Loin, très loin de la réserve traditionnelle à laquelle s’astreignent les anciens présidents. Olesegun Obasanjo vient peut-être d’activer une bombe dans le paysage politique nigérian. A une année de la présidentielle à laquelle Muhammadu Buhari n’a pas encore clarifié la question de sa candidature, l’ancien président nigérian a exhorté son lointain successeur de ne pas rempiler à la tête du pays. Une position hors norme qui risque d’alimenter les débats et peut-être même secouer l’Aso Rock Villa.
«Nous ne ferons pas de commentaire maintenant !». Dans les couloirs de l’Aso Rock Villa, les mots d’Olusegun Obasanjo ont dû être un coup de massue politique. Il faut dire que la charge de l’ancien président est portée au mauvais moment. Alors que dans les rangs de l’All Progressives Congress (APC, au pouvoir) l’on pousse pour la formation d’un bloc autour de la candidature de Muhammadu Buhari, une longue lettre ouverte au vitriol d’Olusegun Obansanjo se dresse en obstacle.

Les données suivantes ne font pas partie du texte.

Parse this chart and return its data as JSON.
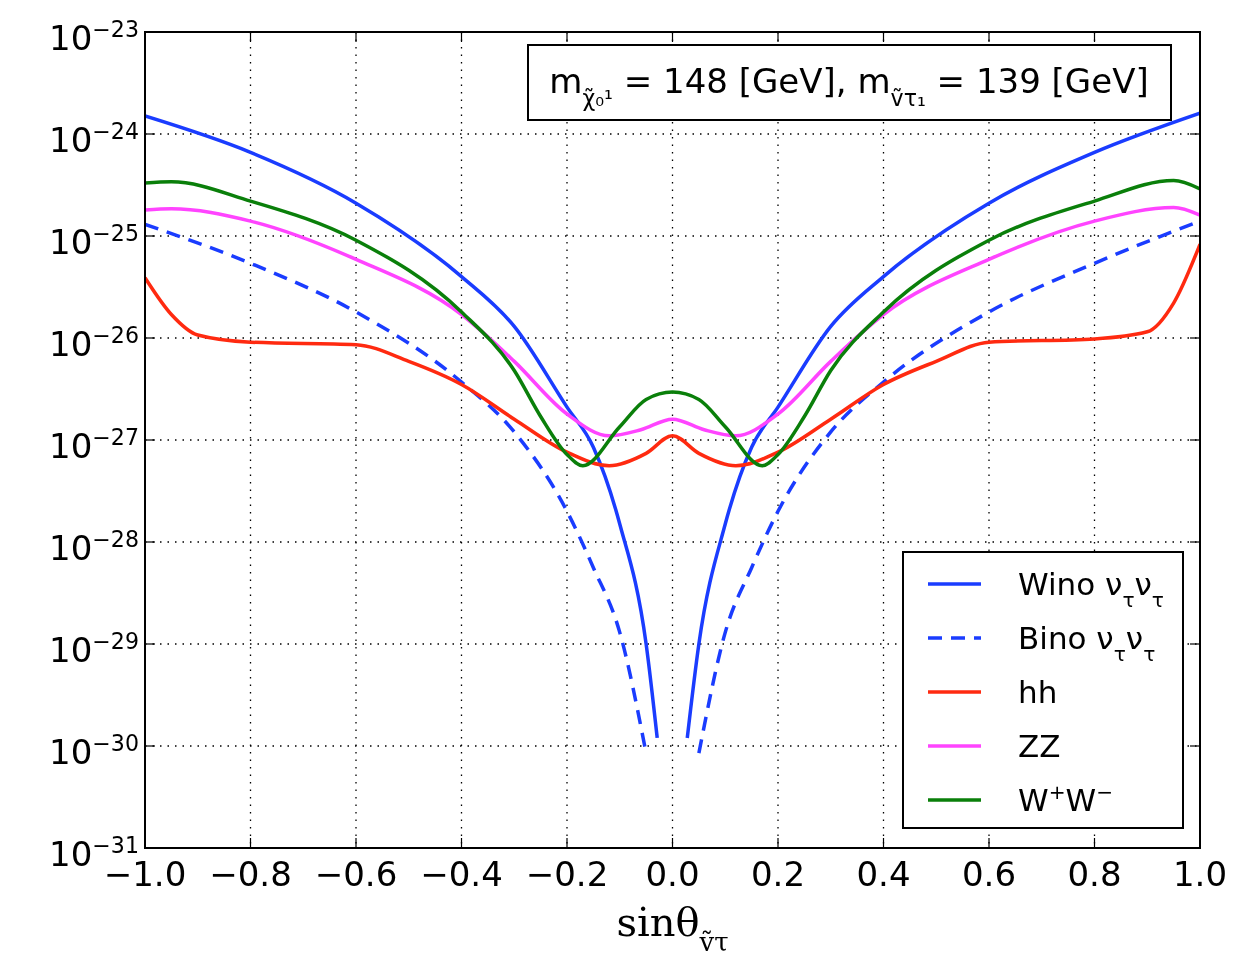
{
  "chart_data": {
    "type": "line",
    "xlabel": "sinθ$_{ṽτ}$",
    "log": "y",
    "grid": true,
    "legend": "bottom right",
    "xlim": [
      -1,
      1
    ],
    "ylim": [
      1e-31,
      1e-23
    ],
    "xticks": [
      {
        "value": -1,
        "label": "−1.0"
      },
      {
        "value": -0.8,
        "label": "−0.8"
      },
      {
        "value": -0.6,
        "label": "−0.6"
      },
      {
        "value": -0.4,
        "label": "−0.4"
      },
      {
        "value": -0.2,
        "label": "−0.2"
      },
      {
        "value": 0,
        "label": "0.0"
      },
      {
        "value": 0.2,
        "label": "0.2"
      },
      {
        "value": 0.4,
        "label": "0.4"
      },
      {
        "value": 0.6,
        "label": "0.6"
      },
      {
        "value": 0.8,
        "label": "0.8"
      },
      {
        "value": 1,
        "label": "1.0"
      }
    ],
    "yticks": [
      {
        "value": 1e-31,
        "label": "10$^{−31}$"
      },
      {
        "value": 1e-30,
        "label": "10$^{−30}$"
      },
      {
        "value": 1e-29,
        "label": "10$^{−29}$"
      },
      {
        "value": 1e-28,
        "label": "10$^{−28}$"
      },
      {
        "value": 1e-27,
        "label": "10$^{−27}$"
      },
      {
        "value": 1e-26,
        "label": "10$^{−26}$"
      },
      {
        "value": 1e-25,
        "label": "10$^{−25}$"
      },
      {
        "value": 1e-24,
        "label": "10$^{−24}$"
      },
      {
        "value": 1e-23,
        "label": "10$^{−23}$"
      }
    ],
    "annotations": [
      "m$_{χ̃₀¹}$ = 148 [GeV], m$_{ṽτ₁}$ = 139 [GeV]"
    ],
    "series": [
      {
        "name": "Wino ν$_{τ}$ν$_{τ}$",
        "color": "#1a3cff",
        "line_style": "solid",
        "x": [
          -1,
          -0.8,
          -0.6,
          -0.4,
          -0.3,
          -0.2,
          -0.15,
          -0.1,
          -0.05,
          -0.029,
          0,
          0.028,
          0.05,
          0.1,
          0.15,
          0.2,
          0.3,
          0.4,
          0.6,
          0.8,
          1
        ],
        "values": [
          1.5e-24,
          6.6e-25,
          2.1e-25,
          4e-26,
          1.3e-26,
          2.1e-27,
          8.5e-28,
          1.5e-28,
          1e-29,
          1.2e-30,
          null,
          1.2e-30,
          1e-29,
          1.5e-28,
          8.5e-28,
          2.1e-27,
          1.3e-26,
          4e-26,
          2.1e-25,
          6.6e-25,
          1.6e-24
        ]
      },
      {
        "name": "Bino ν$_{τ}$ν$_{τ}$",
        "color": "#1a3cff",
        "line_style": "dashed",
        "x": [
          -1,
          -0.8,
          -0.6,
          -0.4,
          -0.3,
          -0.2,
          -0.15,
          -0.1,
          -0.05,
          0,
          0.05,
          0.1,
          0.15,
          0.2,
          0.3,
          0.4,
          0.6,
          0.8,
          1
        ],
        "values": [
          1.3e-25,
          5.4e-26,
          1.8e-26,
          3.7e-27,
          1.2e-27,
          2e-28,
          5.6e-29,
          1.3e-29,
          8.5e-31,
          null,
          8.5e-31,
          1.3e-29,
          5.6e-29,
          2e-28,
          1.2e-27,
          3.7e-27,
          1.8e-26,
          5.4e-26,
          1.4e-25
        ]
      },
      {
        "name": "hh",
        "color": "#ff2a10",
        "line_style": "solid",
        "x": [
          -1,
          -0.95,
          -0.9,
          -0.8,
          -0.6,
          -0.5,
          -0.4,
          -0.3,
          -0.2,
          -0.12,
          -0.05,
          0,
          0.05,
          0.12,
          0.2,
          0.3,
          0.4,
          0.5,
          0.6,
          0.8,
          0.9,
          0.95,
          1
        ],
        "values": [
          3.9e-26,
          1.7e-26,
          1.07e-26,
          9.1e-27,
          8.6e-27,
          5.9e-27,
          3.5e-27,
          1.6e-27,
          7.6e-28,
          5.6e-28,
          7.4e-28,
          1.1e-27,
          7.4e-28,
          5.6e-28,
          7.6e-28,
          1.6e-27,
          3.5e-27,
          5.9e-27,
          9.1e-27,
          9.8e-27,
          1.15e-26,
          2.2e-26,
          8.3e-26
        ]
      },
      {
        "name": "ZZ",
        "color": "#ff44ff",
        "line_style": "solid",
        "x": [
          -1,
          -0.95,
          -0.8,
          -0.6,
          -0.4,
          -0.3,
          -0.2,
          -0.12,
          -0.06,
          0,
          0.06,
          0.12,
          0.2,
          0.3,
          0.4,
          0.6,
          0.8,
          0.95,
          1
        ],
        "values": [
          1.8e-25,
          1.85e-25,
          1.4e-25,
          5.9e-26,
          1.7e-26,
          5.9e-27,
          1.8e-27,
          1.1e-27,
          1.26e-27,
          1.6e-27,
          1.26e-27,
          1.1e-27,
          1.8e-27,
          5.9e-27,
          1.7e-26,
          5.9e-26,
          1.4e-25,
          1.9e-25,
          1.6e-25
        ]
      },
      {
        "name": "W$^{+}$W$^{−}$",
        "color": "#0a7f0a",
        "line_style": "solid",
        "x": [
          -1,
          -0.95,
          -0.8,
          -0.6,
          -0.4,
          -0.3,
          -0.25,
          -0.2,
          -0.17,
          -0.1,
          -0.05,
          0,
          0.05,
          0.1,
          0.17,
          0.2,
          0.25,
          0.3,
          0.4,
          0.6,
          0.8,
          0.95,
          1
        ],
        "values": [
          3.3e-25,
          3.4e-25,
          2.2e-25,
          9.1e-26,
          1.8e-26,
          4.8e-27,
          1.7e-27,
          7.2e-28,
          5.6e-28,
          1.35e-27,
          2.5e-27,
          2.95e-27,
          2.5e-27,
          1.35e-27,
          5.6e-28,
          7.2e-28,
          1.7e-27,
          4.8e-27,
          1.8e-26,
          9.1e-26,
          2.2e-25,
          3.5e-25,
          2.9e-25
        ]
      }
    ]
  }
}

Les «poux de la mauvaise performance» du gouvernement Buhari
Dans une tribune très imagée, mais assez critique, «Baba» dénonce les «poux de la mauvaise performance gouvernementale» que sont «la pauvreté, l’insécurité, le manquement grave au devoir», mais aussi «l’absence d’espoir, de progrès, le manque de cohésion nationale et une mauvaise gestion des dynamiques politiques».
Un diagnostic sévère contre le régime de Muhammadu Buhari dont Obansanjo dénonce l’inexpérience en économie et en relations internationales, avant de lui demander de ne pas envisager la possibilité de porter sa candidature pour la prochaine élection à la présidence, prévue en février 2019.
«Je ne fais qu’appeler le frère Buhari à considérer un repos mérité à ce moment et à cet âge. Je continue de lui souhaiter une bonne santé pour profiter de sa retraite. Le président Buhari n’a pas nécessairement besoin de suivre mon conseil. Mais qu’il l’écoute ou non, le Nigeria doit aller de l’avant et aller de l’avant», assène Obasanjo.
L’ancien président est coutumier de cette posture moralisatrice. Malgré sa retraite de la vie politique, après avoir régné sur le Nigeria de 1976 à 1979, puis de 1999 à 2007, Olusegun Obansanjo a longuement tancé plusieurs de ses successeurs. Ses remontrances politiques, envoyées par lettre ou par communiqué, n’ont pas épargné Alhaji Shehu Shagari qui lui a succédé lors de son premier mandat, le régime du sanguinaire Babangida, celui de Sani Abacha ou encore son filleul politique, Goodluck Jonathan. L’actuel président vient lui aussi de se faire ajuster le boubou présidentiel. Là est toute la difficulté.
La réponse de Buhari attendue
Buhari continue d’entretenir le flou sur son intention de s’aligner sur la ligne de départ de la Course à l’Aso Rock Villa. Avec sa tribune, Olusegun Obasanjo met ce dernier dans la posture de devoir répondre d’un côté sur sa mauvaise gestion indexée, mais aussi sur la question de sa candidature.
Un duel épistolaire par presse interposée défavorable à Muhammadu Buhari dont la capacité à diriger le pays a été remise en cause par son séjour médical de trois mois à Londres, l’année dernière. D’un autre côté, sans Buhari, l’APC, déjà miné par des luttes de pouvoir, pourrait aller en rangs dispersés à la prochaine présidentielle et prendre le risque de se retrouver dans l’opposition. Dans l’expectative, les Nigérians attendent la réponse de leur président.